William Taylor III, the lawyer Lois Lerner selected to represent her before the House Oversight & Government Reform Committee, is part of a firm that’s about as tight with the Obama administration as it could be. According to Washingtonian Magazine, the firm, a boutique litigation shop called Zuckerman Spaeder, has sent a higher percentage of partners into the Obama administration than any other law firm.

But did Lerner’s lawyer do her a disservice today by having her make an opening statement in which she denied all wrongdoing? Rep. Trey Gowdy certainly thought so. He argued that, by denying any wrongdoing, Lerner waived her right to assert the Fifth Amendment. The theory is that a witness cannot affirmatively assert her innocence and then dodge examination about that assertion through a privilege claim.

Committee chairman Issa says he’s looking into the question of whether Lerner’s assertion of her innocence, coupled with her authentication of certain documents, constitutes a waiver. If Issa and committee counsel conclude that it does, he presumably will recall Lerner as a witness.
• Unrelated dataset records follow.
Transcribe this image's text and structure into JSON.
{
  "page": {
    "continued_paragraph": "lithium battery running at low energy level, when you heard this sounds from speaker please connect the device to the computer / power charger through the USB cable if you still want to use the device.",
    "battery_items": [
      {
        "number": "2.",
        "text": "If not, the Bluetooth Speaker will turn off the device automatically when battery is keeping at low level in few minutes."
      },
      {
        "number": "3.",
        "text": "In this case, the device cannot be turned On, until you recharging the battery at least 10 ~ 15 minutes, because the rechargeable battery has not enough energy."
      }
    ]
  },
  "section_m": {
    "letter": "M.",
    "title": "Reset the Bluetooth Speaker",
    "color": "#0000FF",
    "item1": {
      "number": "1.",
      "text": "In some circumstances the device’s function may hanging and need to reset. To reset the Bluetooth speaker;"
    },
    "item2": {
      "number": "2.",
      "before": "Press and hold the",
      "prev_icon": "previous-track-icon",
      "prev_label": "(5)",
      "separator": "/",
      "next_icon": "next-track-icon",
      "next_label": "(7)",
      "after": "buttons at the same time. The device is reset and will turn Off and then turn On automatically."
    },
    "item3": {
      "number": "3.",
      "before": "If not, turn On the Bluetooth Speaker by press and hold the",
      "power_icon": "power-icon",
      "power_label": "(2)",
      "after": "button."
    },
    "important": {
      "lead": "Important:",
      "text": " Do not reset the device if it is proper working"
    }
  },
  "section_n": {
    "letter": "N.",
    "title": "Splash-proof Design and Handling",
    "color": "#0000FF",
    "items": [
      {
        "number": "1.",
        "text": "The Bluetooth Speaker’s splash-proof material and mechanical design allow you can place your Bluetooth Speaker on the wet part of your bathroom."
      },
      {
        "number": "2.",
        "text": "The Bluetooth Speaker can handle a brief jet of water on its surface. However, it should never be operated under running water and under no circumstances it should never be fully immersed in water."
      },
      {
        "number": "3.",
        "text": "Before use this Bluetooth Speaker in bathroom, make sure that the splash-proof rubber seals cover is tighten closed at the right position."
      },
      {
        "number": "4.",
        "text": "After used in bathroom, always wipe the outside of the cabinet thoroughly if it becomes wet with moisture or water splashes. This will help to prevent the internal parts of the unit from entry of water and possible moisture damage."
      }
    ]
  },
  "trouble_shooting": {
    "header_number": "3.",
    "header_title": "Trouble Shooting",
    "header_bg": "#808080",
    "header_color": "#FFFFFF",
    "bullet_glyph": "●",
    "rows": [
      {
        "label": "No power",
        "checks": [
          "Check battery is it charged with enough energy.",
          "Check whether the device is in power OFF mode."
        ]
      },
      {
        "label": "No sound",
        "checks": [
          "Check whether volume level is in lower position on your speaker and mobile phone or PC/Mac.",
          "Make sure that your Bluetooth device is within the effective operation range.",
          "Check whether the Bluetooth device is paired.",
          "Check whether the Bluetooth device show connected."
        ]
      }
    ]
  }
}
But Lerner’s denial of guilt was extremely general. It involved no statements about specific facts. In that sense, it seemed more analogous to a plea of “not guilty” (though there are no pleas at a congressional committee hearing) than to substantive testimony.

Does this mean that she didn’t waive the Fifth Amendment after all? To me, it seems like a close question.

That’s also the conclusion reached by Orin Kerr at the Volokh Conspiracy. Kerr contacted a list of criminal procedure professors that, he says, includes some serious Fifth Amendment experts. The result?

Opinions were somewhat mixed, but I think it’s fair to say that the bulk of responders thought that Lerner had not actually testified because she gave no statements about the facts of what happened. If that view is right, Lerner successfully invoked her Fifth Amendment rights and cannot be called again. But this was not a unanimous view, it was not based on the full transcript, and there are no cases that seem to be directly on point.

Since the question is unsettled and probably close, it seems to me that Lerner was not well-served today by her counsel, however well-connected to the Obama administration it may be.